Shahzahan Bachchu, 60, an outspoken proponent of secular principles and owner of a publishing house ‘Bishaka Prokashoni’ that specialised in publishing poetry, was gunned down in his ancestral village Kakaldi in Munshiganj district last evening by five assailants.
Shahzahan Bachchu had gone to meet friends at a pharmacy shop near his home before iftar, when the five attackers on two motorcycles came into the area. They blasted a crude bomb outside the pharmacy, creating panic, the Dhaka Tribune reported.
They then dragged Shahzahan out of the shop and shot him, a senior superintendent of police was quoted as saying by the daily.
Although no group has claimed responsibility, police officials from the counter-terrorism department are investigating the murder as a possible targeted attack by Islamist extremists.
Shahzahan Bachchu had previously received threats from extremist groups due to his outspoken support for secularism. He was a former district general secretary of the Communist Party of Bangladesh and was known as a free-thinking writer. His publishing house Bishaka is based in Dhaka’s Banglabazar area.

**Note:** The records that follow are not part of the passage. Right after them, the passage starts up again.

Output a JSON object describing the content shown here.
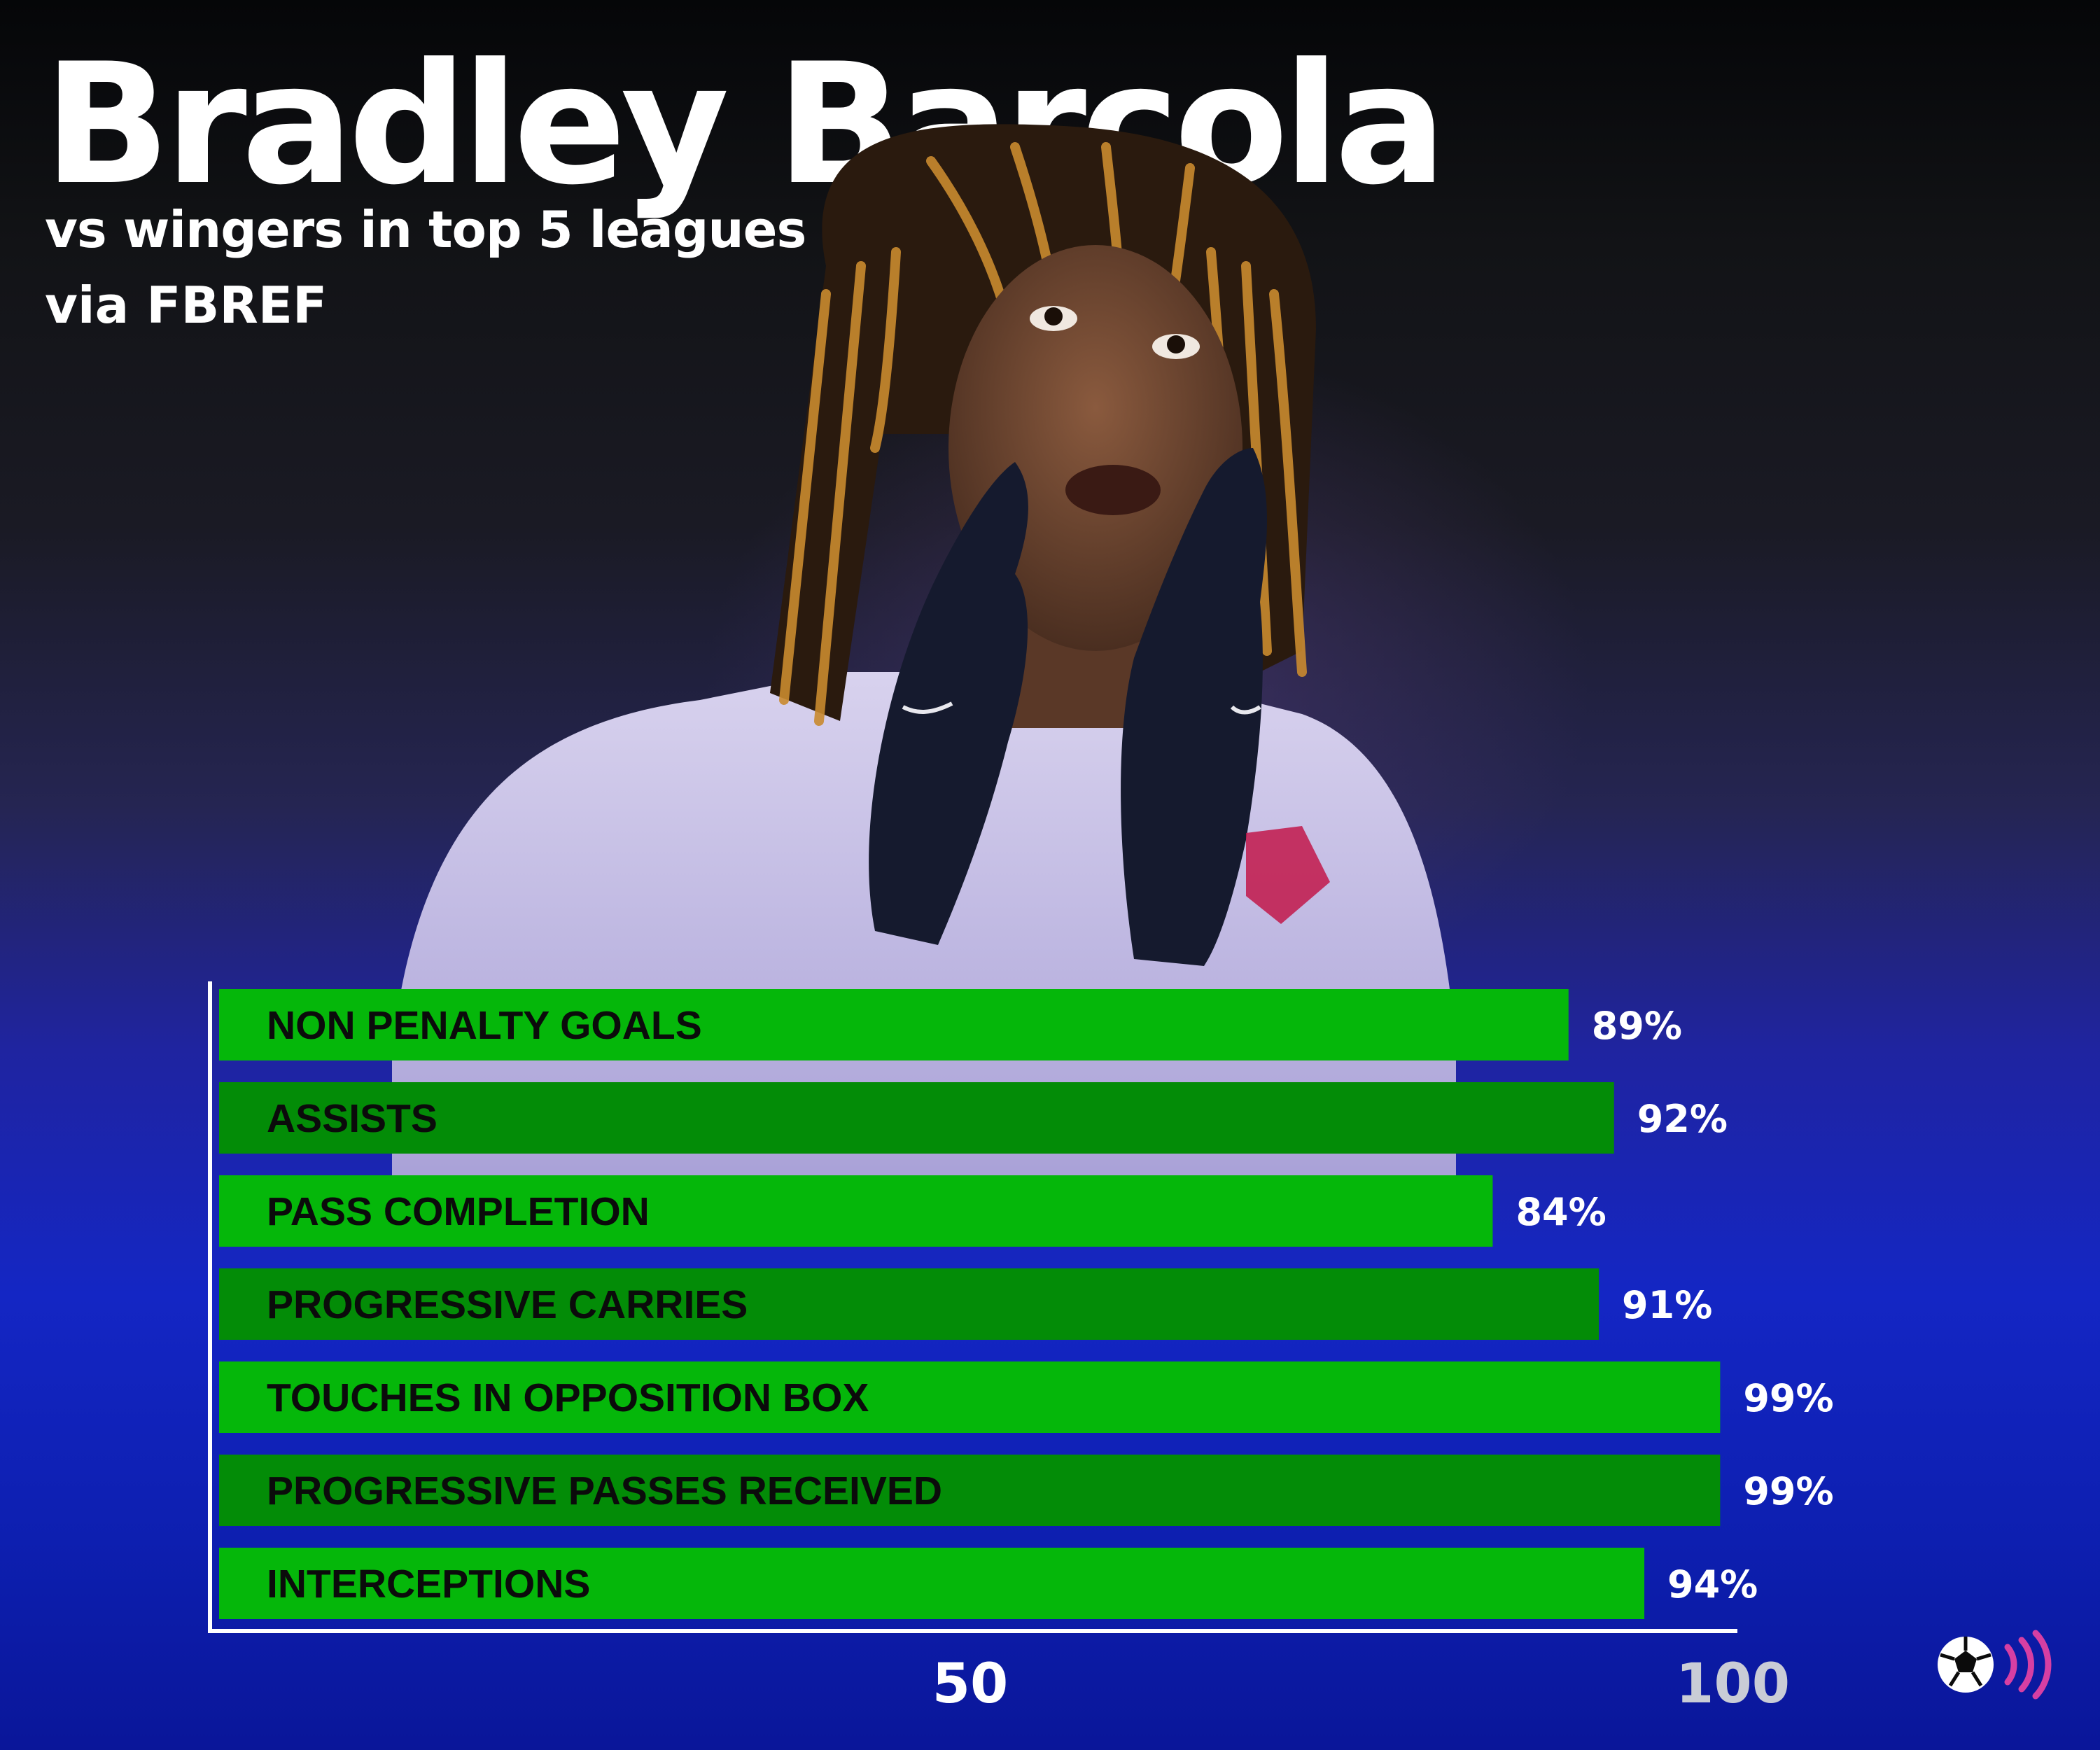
{
  "header": {
    "title": "Bradley Barcola",
    "subtitle": "vs wingers in top 5 leagues",
    "source": "via FBREF"
  },
  "colors": {
    "bar_primary": "#05b70a",
    "bar_alternate": "#038c07",
    "axis": "#ffffff",
    "tick_50": "#ffffff",
    "tick_100": "#c9ccd6",
    "logo_accent": "#d63fa3"
  },
  "icons": {
    "logo": "football-broadcast-logo"
  },
  "chart_data": {
    "type": "bar",
    "orientation": "horizontal",
    "categories": [
      "NON PENALTY GOALS",
      "ASSISTS",
      "PASS COMPLETION",
      "PROGRESSIVE CARRIES",
      "TOUCHES IN OPPOSITION BOX",
      "PROGRESSIVE PASSES RECEIVED",
      "INTERCEPTIONS"
    ],
    "values": [
      89,
      92,
      84,
      91,
      99,
      99,
      94
    ],
    "value_labels": [
      "89%",
      "92%",
      "84%",
      "91%",
      "99%",
      "99%",
      "94%"
    ],
    "xlim": [
      0,
      100
    ],
    "xticks": [
      50,
      100
    ],
    "xtick_labels": [
      "50",
      "100"
    ],
    "grid": false,
    "legend": "none"
  }
}
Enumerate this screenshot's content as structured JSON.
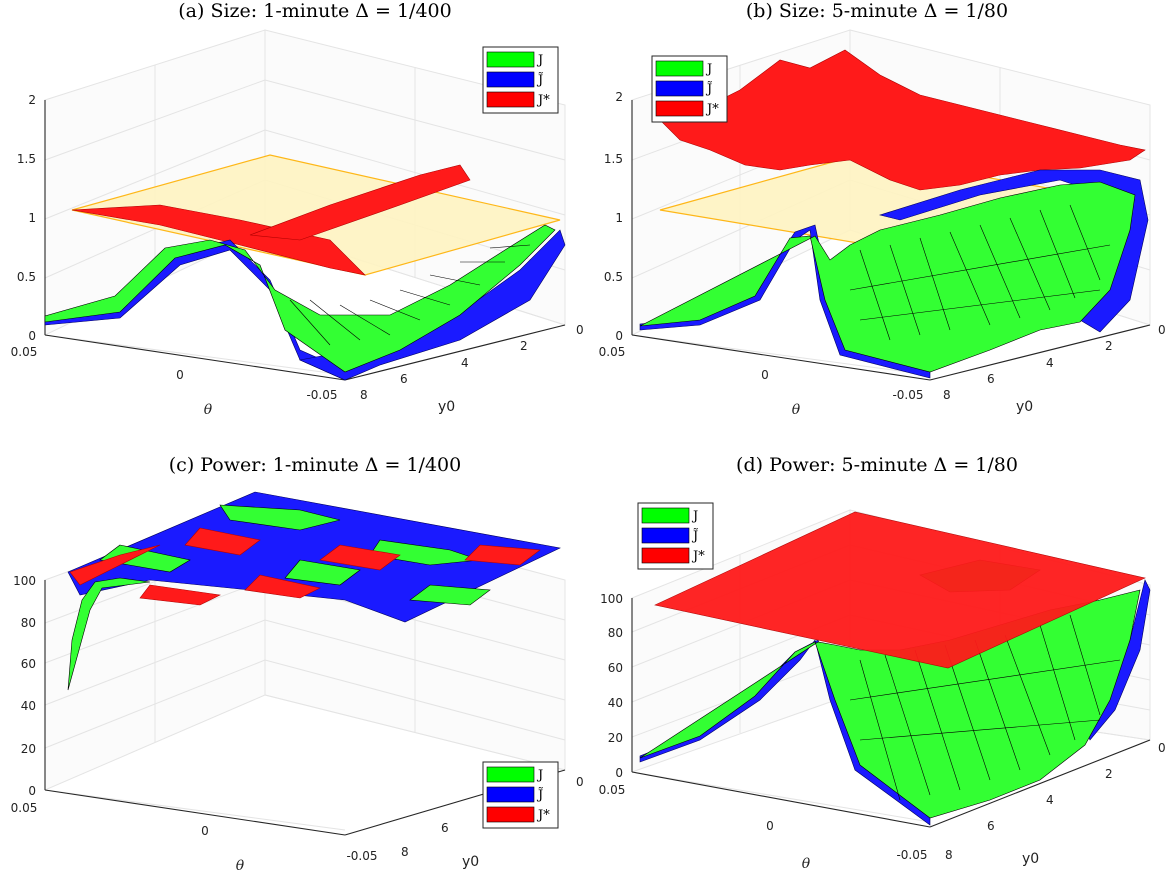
{
  "colors": {
    "J": "#00ff00",
    "J_tilde": "#0000ff",
    "J_star": "#ff0000",
    "nominal_plane": "#ffd966",
    "grid": "#e4e4e4",
    "axis": "#262626"
  },
  "legend_labels": [
    "J",
    "J̃",
    "J*"
  ],
  "chart_data": [
    {
      "type": "surface",
      "title": "(a) Size:  1-minute Δ = 1/400",
      "xlabel": "θ",
      "ylabel": "y0",
      "zlim": [
        0,
        2
      ],
      "x_ticks": [
        "0.05",
        "0",
        "-0.05"
      ],
      "y_ticks": [
        "0",
        "2",
        "4",
        "6",
        "8"
      ],
      "z_ticks": [
        "0",
        "0.5",
        "1",
        "1.5",
        "2"
      ],
      "nominal_plane_z": 1,
      "legend_position": "top-right",
      "series": [
        {
          "name": "J",
          "description": "low (~0.05) at θ = 0.05, rises to ~0.8 around θ = 0.02, dips toward 0 near θ = 0, rises back to ~0.9 at θ = -0.05"
        },
        {
          "name": "J̃",
          "description": "closely follows J, slightly above it"
        },
        {
          "name": "J*",
          "description": "near 1, slightly above and below the nominal plane"
        }
      ]
    },
    {
      "type": "surface",
      "title": "(b) Size:  5-minute Δ = 1/80",
      "xlabel": "θ",
      "ylabel": "y0",
      "zlim": [
        0,
        2
      ],
      "x_ticks": [
        "0.05",
        "0",
        "-0.05"
      ],
      "y_ticks": [
        "0",
        "2",
        "4",
        "6",
        "8"
      ],
      "z_ticks": [
        "0",
        "0.5",
        "1",
        "1.5",
        "2"
      ],
      "nominal_plane_z": 1,
      "legend_position": "top-left",
      "series": [
        {
          "name": "J",
          "description": "near 0 at θ = 0.05, steep rise near θ = 0.02, dips near θ = 0, rises toward ~1 at θ = -0.05"
        },
        {
          "name": "J̃",
          "description": "closely follows J"
        },
        {
          "name": "J*",
          "description": "around 1.5 to 2, above the nominal plane"
        }
      ]
    },
    {
      "type": "surface",
      "title": "(c) Power:  1-minute Δ = 1/400",
      "xlabel": "θ",
      "ylabel": "y0",
      "zlim": [
        0,
        100
      ],
      "x_ticks": [
        "0.05",
        "0",
        "-0.05"
      ],
      "y_ticks": [
        "0",
        "6",
        "8"
      ],
      "z_ticks": [
        "0",
        "20",
        "40",
        "60",
        "80",
        "100"
      ],
      "legend_position": "bottom-right",
      "series": [
        {
          "name": "J",
          "description": "about 100 everywhere, dropping to ~48 at the θ = 0.05 corner"
        },
        {
          "name": "J̃",
          "description": "about 100 everywhere"
        },
        {
          "name": "J*",
          "description": "about 100 everywhere"
        }
      ]
    },
    {
      "type": "surface",
      "title": "(d) Power:  5-minute Δ = 1/80",
      "xlabel": "θ",
      "ylabel": "y0",
      "zlim": [
        0,
        100
      ],
      "x_ticks": [
        "0.05",
        "0",
        "-0.05"
      ],
      "y_ticks": [
        "0",
        "2",
        "4",
        "6",
        "8"
      ],
      "z_ticks": [
        "0",
        "20",
        "40",
        "60",
        "80",
        "100"
      ],
      "legend_position": "top-left",
      "series": [
        {
          "name": "J",
          "description": "near 0 at θ = 0.05, rises to ~70 near θ = 0.02, dips toward 0 near θ = 0, rises to 100 at θ = -0.05"
        },
        {
          "name": "J̃",
          "description": "closely follows J"
        },
        {
          "name": "J*",
          "description": "about 100 everywhere"
        }
      ]
    }
  ]
}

Deaths of secular writers, bloggers, online activists and a publisher in attacks by suspected Islamist militants shook Bangladesh for months after the murder of atheist writer and blogger Avijit Roy in Dhaka on February 26, 2015.
Avijit’s publisher Faisal Arefin Dipan was also hacked to death on October 31 the same year.
Terrorist groups claimed responsibility for most of these attacks and the law enforcers arrested many radical Islamists in connection with the attacks.